Maria è rimasta cieca quando aveva solo due anni.
Era il giorno di ferragosto, lei e nostra madre erano in macchina, stavano tornando a casa dopo essere state allo zoo. Un uomo ubriaco a bordo di una Porsche grigia metallizzata ha sbagliato corsia, si è schiantato contro l'auto di mia madre a 317 km/h. L'uomo è morto sul colpo, Maria è stata in coma per trentadue giorni e dodici ore, nostra madre ne è uscita illesa.
Questa è l'ironia del destino, un destino spietato, calcolatore, ingiusto. L'ora della mamma era già segnata sul calendario per nulla clemente della morte, un po' come un assurdo complesso alla Final Destination.
Maria ha subito svariati interventi. Nell'impatto si è fratturata le costole, il ginocchio destro, ha avuto un trauma cranico e le sue cornee, entrate in contatto con le lamiere dell'auto, si sono totalmente danneggiate, rendendola cieca.
Il suo posto preferito rimane lo zoo, perché è l'ultimo luogo che ha visto. Gli animali sono rimasti impressi nella sua mente, ricorda quella giornata come se la vivesse tutti i giorni. Era troppo piccola perchè ricordi qualcos'altro. I colori sono un mistero per lei. Con le figure, i numeri e le lettere, invece, se la cava meglio grazie alla scrittura Braille. La ammiro così tanto. E' una bambina molto coraggiosa.
Torniamo a casa di corsa, la mia piccola è affamata. Le preparo un hamburger con degli spinaci da contorno, mentre io mangio al volo un'insalata già pronta, una di quelle con il mais e le carotine.
La porta della stanza di mio padre è ancora chiusa, ma non ho nessunissima voglia di accertarmi che stia bene. Ogni volta che entro lì dentro è un colpo al cuore. C'è ancora il pigiama di mia madre piegato dalla sua parte di letto, la sua boccetta di profumo mezza finita poggiata sulla specchiera, le sue foto sulle pareti. Fa troppo male.
Maria finisce di mangiare e io la spedisco immediatamente a lavarsi i denti. In casa è completamente autonoma. Conosce ogni angolo, ogni spigolo, ogni parete.
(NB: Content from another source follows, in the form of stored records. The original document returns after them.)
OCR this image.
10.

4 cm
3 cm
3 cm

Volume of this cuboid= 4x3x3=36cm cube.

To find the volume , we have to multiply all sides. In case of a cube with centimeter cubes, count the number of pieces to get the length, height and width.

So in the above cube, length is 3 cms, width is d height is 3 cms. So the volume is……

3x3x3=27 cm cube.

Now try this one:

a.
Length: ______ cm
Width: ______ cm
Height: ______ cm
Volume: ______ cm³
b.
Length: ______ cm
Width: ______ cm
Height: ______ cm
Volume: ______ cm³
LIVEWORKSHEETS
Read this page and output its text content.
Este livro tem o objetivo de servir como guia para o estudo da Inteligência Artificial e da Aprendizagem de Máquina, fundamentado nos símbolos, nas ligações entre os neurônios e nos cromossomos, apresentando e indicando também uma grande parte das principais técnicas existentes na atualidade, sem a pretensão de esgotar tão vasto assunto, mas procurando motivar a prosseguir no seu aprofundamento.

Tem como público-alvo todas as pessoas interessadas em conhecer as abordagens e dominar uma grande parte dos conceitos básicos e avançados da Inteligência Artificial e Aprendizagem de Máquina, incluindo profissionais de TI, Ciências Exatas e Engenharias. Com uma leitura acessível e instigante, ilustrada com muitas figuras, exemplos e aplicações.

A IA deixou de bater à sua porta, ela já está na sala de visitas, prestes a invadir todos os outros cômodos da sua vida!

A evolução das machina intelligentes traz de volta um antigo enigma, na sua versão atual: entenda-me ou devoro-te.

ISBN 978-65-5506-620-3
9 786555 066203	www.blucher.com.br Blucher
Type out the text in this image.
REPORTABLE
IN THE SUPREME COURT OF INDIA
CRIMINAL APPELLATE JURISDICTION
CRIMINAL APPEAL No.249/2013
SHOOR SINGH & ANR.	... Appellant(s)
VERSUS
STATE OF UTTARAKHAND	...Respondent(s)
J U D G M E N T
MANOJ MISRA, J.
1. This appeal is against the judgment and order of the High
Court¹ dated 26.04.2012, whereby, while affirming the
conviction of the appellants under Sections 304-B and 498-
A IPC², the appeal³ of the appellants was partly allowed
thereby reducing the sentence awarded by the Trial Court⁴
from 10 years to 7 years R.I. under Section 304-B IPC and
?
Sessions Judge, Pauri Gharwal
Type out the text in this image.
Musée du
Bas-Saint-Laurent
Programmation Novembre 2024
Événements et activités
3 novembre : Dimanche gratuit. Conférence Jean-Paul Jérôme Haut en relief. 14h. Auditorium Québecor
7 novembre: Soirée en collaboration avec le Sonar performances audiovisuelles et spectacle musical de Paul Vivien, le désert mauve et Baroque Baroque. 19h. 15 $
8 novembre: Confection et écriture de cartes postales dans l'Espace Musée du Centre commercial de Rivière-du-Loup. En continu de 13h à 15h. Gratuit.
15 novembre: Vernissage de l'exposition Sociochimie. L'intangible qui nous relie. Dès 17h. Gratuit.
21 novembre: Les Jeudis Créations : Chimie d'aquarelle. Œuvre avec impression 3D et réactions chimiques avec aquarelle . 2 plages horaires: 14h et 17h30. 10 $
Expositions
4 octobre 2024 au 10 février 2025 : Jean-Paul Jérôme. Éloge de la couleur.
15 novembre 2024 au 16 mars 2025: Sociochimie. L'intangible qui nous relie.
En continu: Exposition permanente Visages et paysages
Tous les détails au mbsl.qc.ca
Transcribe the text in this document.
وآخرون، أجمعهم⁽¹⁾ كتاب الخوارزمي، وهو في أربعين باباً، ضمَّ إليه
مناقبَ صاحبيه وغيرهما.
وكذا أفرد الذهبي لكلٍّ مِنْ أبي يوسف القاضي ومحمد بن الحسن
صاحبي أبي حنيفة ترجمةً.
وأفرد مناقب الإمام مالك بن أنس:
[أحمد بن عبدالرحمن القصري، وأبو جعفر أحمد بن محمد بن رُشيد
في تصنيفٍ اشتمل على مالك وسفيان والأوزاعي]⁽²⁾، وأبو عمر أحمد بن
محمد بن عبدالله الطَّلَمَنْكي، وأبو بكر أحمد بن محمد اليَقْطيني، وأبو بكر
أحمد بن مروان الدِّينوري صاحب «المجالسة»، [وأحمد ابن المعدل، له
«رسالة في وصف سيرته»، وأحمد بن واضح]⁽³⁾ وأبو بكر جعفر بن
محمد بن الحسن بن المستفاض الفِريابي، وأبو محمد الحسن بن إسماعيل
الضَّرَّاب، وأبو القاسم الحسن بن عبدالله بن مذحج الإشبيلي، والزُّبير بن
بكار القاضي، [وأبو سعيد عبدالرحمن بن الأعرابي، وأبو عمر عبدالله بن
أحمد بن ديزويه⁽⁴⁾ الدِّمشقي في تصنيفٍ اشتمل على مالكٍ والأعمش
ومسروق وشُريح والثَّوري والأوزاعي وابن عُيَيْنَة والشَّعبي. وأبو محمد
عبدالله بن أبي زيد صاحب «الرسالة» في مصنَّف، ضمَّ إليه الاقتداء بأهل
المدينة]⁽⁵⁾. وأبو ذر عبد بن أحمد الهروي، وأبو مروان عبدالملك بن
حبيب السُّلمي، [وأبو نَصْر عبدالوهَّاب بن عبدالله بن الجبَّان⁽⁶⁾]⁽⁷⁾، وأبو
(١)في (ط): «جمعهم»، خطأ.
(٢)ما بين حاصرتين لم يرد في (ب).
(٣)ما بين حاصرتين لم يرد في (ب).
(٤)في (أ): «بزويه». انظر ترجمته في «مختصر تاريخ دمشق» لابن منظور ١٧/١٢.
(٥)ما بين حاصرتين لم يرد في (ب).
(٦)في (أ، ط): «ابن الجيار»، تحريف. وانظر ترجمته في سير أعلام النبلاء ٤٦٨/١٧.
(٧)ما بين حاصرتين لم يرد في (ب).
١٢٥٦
E' perfettamente in grado di badare a se stessa, nonostante la sua cecità.
Ne approfitto per lavare i piatti, dopodiché io e Maria andiamo in centro per quel famoso gelato che le ho promesso.
Lo mangiamo a Villa Borghese, sedute su una panchina, in silenzio. Gli uccellini canticchiano, i bambini corrono, giocano tra l'erba alta del parco, le coppiette ammirano il panorama, le famiglie fanno i pic nic. Sembra scontata la normalità. Quando guardiamo un fiore, non pensiamo mai al fatto che ci sono persone che non sanno neanche com'è fatto. Maria, ad esempio, non ricorda che aspetto abbia il mio volto. Tutte le sere, prima di addormentarsi, mi chiede di descriverglielo. Io le afferro le mani e le faccio vagare sui miei occhi, sul mio naso, sulla mia bocca. Lei dice che le ricordo la mamma, io penso che sia il complimento più bello del mondo. Da quando mia sorella è diventata cieca, cerco di osservare quello che mi circonda con maggior cura. Mi sembra il minimo.
Guardo il laghetto a pochi passi da noi e trattengo a stento le lacrime. E' così triste pensare che Maria non possa vedere le stesse cose che vedo io. Lei è forte, la cecità non la scalfisce, cerca di godersi la vita come meglio può. Essere non vedente, per lei, è accettabile. Essere orfana di madre no, non lo è. E' inaccettabile per chiunque.
Abbasso gli occhi su Maria. E' pensierosa, si gusta il suo gelato senza emettere fiato. Abbiamo saltato la terapia, oggi, ma ultimamente ho lavorato molto e avevo bisogno di un pomeriggio insieme a lei.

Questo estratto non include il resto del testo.